Investors should understand the extent of any existing or potential investigation and/or remediation activities, and environmental compliance more generally.
|Permits||Data centre providers are required to comply with laws and regulations relating to permits, consents, planning, land use and building standards where they develop and operate their data centres, including provisions for the containment and management of asbestos, access for disabled persons, the measurement and reporting of the energy efficiency of buildings, and the requirements of zoning, licences and permits.
Investors should confirm details of all such permits required, as well as any non-compliance and any circumstances which may cause these permits to be revoked, suspended or varied, or otherwise not renewed or not granted.
|Data centre design and construction||Data centre providers typically engage third parties (architects and engineering firms) to design data centres according to customer requirements, local regulations and market conditions, as well as the data centre provider’s own design requirements and standards, and operational objectives. They also outsource the construction of their data centres to third parties. Construction contractors typically provide certain quality and safety warranties in the construction contracts.
As a data centre provider’s business is dependent on the operational resilience of the physical infrastructure and any failure in the data centre facilities could lead to disruption to their customers’ businesses and could harm the provider’s reputation, investors would be well served by reviewing these construction contracts to understand the data centre provider’s exposure.
|Regulatory change/national security||Investors need to be alert to the fact that any regulated industry can be subject to legal and regulatory change which can adversely affect the business – these may include changes to the regulation of; prices and interconnection; access to certain types of infrastructure; privacy and data protection; and energy usage and carbon taxes. Furthermore, connectivity infrastructure is critical in the information age, and scrutiny from a national security perspective is increasingly political. In the UK for example, there is a Government proposal to implement a distinct national security review of transactions with no turnover or share of supply requirements.
It is important for investors to understand the existing regulatory landscape and also to scan what is on the horizon in terms of regulatory change which could impact their investment.
|Data protection compliance||Data centre providers who provide infrastructure only are generally not considered ‘processors’ under the GDPR insofar as their employees and contractors do not have access to customer servers or personal data as a part of the service they provide to them.

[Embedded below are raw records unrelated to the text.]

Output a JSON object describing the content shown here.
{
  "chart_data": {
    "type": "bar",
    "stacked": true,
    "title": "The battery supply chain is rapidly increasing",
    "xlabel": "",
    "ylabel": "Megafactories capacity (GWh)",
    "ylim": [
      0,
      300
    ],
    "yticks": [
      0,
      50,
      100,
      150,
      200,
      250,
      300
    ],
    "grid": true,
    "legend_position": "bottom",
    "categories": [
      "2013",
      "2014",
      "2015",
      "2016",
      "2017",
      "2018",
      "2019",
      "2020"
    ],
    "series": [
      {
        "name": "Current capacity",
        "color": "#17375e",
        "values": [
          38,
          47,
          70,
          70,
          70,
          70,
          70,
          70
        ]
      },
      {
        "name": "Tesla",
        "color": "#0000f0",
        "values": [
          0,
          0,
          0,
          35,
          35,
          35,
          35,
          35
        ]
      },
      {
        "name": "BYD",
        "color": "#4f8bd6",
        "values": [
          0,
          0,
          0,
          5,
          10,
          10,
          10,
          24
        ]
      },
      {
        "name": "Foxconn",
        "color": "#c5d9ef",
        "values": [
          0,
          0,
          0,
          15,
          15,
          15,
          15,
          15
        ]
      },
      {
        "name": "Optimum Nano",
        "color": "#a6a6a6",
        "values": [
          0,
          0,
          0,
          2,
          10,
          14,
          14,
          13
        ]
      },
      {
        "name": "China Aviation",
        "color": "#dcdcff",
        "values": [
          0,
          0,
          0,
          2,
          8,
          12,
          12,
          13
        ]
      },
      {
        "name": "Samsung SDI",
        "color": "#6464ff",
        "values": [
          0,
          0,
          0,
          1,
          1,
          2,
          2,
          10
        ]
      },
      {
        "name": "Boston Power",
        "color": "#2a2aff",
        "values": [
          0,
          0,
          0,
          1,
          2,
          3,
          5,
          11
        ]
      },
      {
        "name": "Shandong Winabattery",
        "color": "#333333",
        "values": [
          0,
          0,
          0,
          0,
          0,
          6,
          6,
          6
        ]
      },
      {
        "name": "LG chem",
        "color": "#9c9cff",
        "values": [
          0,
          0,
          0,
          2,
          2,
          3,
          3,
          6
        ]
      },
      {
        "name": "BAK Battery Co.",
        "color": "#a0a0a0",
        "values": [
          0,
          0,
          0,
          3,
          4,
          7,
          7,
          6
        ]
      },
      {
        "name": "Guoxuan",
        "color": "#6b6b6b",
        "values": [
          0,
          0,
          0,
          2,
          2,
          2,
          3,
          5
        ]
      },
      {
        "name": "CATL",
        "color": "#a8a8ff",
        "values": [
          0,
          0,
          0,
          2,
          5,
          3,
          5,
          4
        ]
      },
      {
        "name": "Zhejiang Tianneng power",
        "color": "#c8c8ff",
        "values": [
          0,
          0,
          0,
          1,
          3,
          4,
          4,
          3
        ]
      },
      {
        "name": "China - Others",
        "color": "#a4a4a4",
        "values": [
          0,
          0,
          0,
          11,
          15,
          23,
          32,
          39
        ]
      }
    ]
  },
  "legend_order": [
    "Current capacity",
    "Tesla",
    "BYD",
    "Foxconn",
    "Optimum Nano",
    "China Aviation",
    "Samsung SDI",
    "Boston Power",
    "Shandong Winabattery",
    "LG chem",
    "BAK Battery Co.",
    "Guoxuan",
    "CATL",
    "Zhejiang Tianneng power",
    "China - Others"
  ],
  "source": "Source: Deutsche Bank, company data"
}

They do however process data relating to their employees, contractors, suppliers and customers. Furthermore, their customers use their facilities to process data and the physical and electronic security measures in the data centre will be used by customers to evaluate whether the data is protected by appropriate technical and organisational measures, as required under the GDPR and the Cybersecurity Directive.
Investors should obtain details in relation to GDPR and Cybersecurity Directive compliance, as well as any historical breaches, investigations and notifications.